I was bullied relentlessly when I was a kid. Constantly picked on and made to be an outcast. In elementary school I lived up in the hills. I had limited neighbors and even few neighborhood kids. School was my only place to socialize with others, because when I got home at the end of the day, there was no one to interact with but myself. I do feel that this socially stunted me in some ways. Also, the kids I grew up with had a negative connotation of where my home was. It was assumed that I was poor.
In addition, due to my home life circumstances I took advantage of the only time I had with other kids. I was definitely the chatty one. At least, in the beginning of elementary school. Which of course landed me in a lot of trouble and also trouble for the person I was talking to. Somehow at the beginning of every school year (like day one) I was set aside from the class from first to fifth grade. All the desks in a cube, I was the odd one out, set to the back, or front, or directly in the aisle with a collection of students on each side. Imagine the impact that has not just on the child being set a part from others, but also the impression it would make on the same students year after year. What does that tell them?
It wasn't until I was an adult, it casually came up in conversation with my mother. Who then, after all those years, told me it was she who in fact went to each and every teacher and told them to segregate me from my class. All the days I came home crying for being teased over just that and she knew all along. I felt the knife go in my back.
We moved mid junior high. Living in a small town in Idaho was no easier. Although, I will say that I was very optimistic to start over. Needless to say, the damage was done. My concept of making friends was skewed. Also, being in such a small town, cliches had been formed and bonded well before my arrival. Outsiders, especially Californians, were not welcomed.
Bullying continued, not just relentlessly mean girls, but boys, too. I can remember being "white washed" by five boys a grade up from me my freshman year. White washing, for those who are unfamiliar, is being shoved in the snow and kicked around unable to get up and get away. They added de-pantsing me to white washing. Making it very cold and humiliating.

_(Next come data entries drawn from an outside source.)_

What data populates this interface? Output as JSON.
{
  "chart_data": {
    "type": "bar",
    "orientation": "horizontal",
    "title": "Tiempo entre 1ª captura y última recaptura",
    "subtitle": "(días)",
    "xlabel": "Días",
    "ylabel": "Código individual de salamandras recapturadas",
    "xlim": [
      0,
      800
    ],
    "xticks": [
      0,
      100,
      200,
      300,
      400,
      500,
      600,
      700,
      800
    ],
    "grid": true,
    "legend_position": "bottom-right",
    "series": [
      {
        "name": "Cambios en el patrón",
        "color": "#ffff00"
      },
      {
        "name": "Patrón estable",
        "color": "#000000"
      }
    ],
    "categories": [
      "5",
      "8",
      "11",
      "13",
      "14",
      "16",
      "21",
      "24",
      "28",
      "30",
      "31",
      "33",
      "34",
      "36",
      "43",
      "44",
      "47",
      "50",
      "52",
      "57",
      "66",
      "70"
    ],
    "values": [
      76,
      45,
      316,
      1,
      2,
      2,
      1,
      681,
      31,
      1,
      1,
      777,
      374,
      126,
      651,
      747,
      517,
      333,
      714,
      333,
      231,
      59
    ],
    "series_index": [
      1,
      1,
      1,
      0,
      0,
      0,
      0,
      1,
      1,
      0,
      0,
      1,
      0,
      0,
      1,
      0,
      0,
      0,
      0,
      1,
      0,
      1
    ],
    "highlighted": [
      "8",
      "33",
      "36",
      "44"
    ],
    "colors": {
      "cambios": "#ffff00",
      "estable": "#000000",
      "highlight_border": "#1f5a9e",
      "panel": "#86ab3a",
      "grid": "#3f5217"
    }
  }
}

No one stepped in. No one said stop. Blank mindless bystanders. My mother's solution was to move me to a small private school. I was safe from kids bullying me, but is there ever a place without a bully? I have discovered the answer is "no". My bully at this school (which was really a double wide of about thirty kids from k-12) was the owner of the school herself. A tiny, yet nasty and vile, woman. The things I would say to her now, well am sure, may have already been said. At least I hope so.
Okay, my bully ranting is almost over. I just want to get to the good part and probably the most controversial part of this post. That is, how I survived being bullied, what I know now that I will pass down to my son long before he encounters the same problems. I eventually transferred back to the town high school. Again, running from a bully, this time my mother had maybe the best idea and took the best action as a parent she ever did. I only wish it had happened sooner.
She enrolled me in boxing. Now that's not so crazy these days, but this is 1996 mind you. It was unheard of back then. I was only supposed to learn a few moves, but I fell madly in love with it. I could take a punch to the nose without even a flinch, and it turns out, I was a lot stronger than I realized. To keep up with boxing I made an outrageous move, according to my high school principal anyway. I joined the boy's wrestling team. Even more, I signed up for boy's weight lifting. I became the strongest, toughest girl I knew.
What's funny, I never got to put it into practice. I know most people may read this and think that I resolved violence and bullying with more violence and bullying, but it is quite the opposite. Just the knowledge that I could fight back gave me a confidence and warded off all future attacks. No one touched me ever again. Granted I didn't all of a sudden get invited into a cliche or anything. But who wants friends like that anyways?
Those days are long behind me, and as my book may indicate I still dealt with bullies into adulthood, but I'll be damned if anyone put their hands on me again. The truth is ever bully I encountered after that, though adulthood brings more psychological abuse, I fight. I fight back. I fight hard.
What you do with your kids is your own decision to make. If you have a child who is being bullied, I just want to tell you, that enrolling them into something that teaches them that they are strong, they will stand a fighting chance.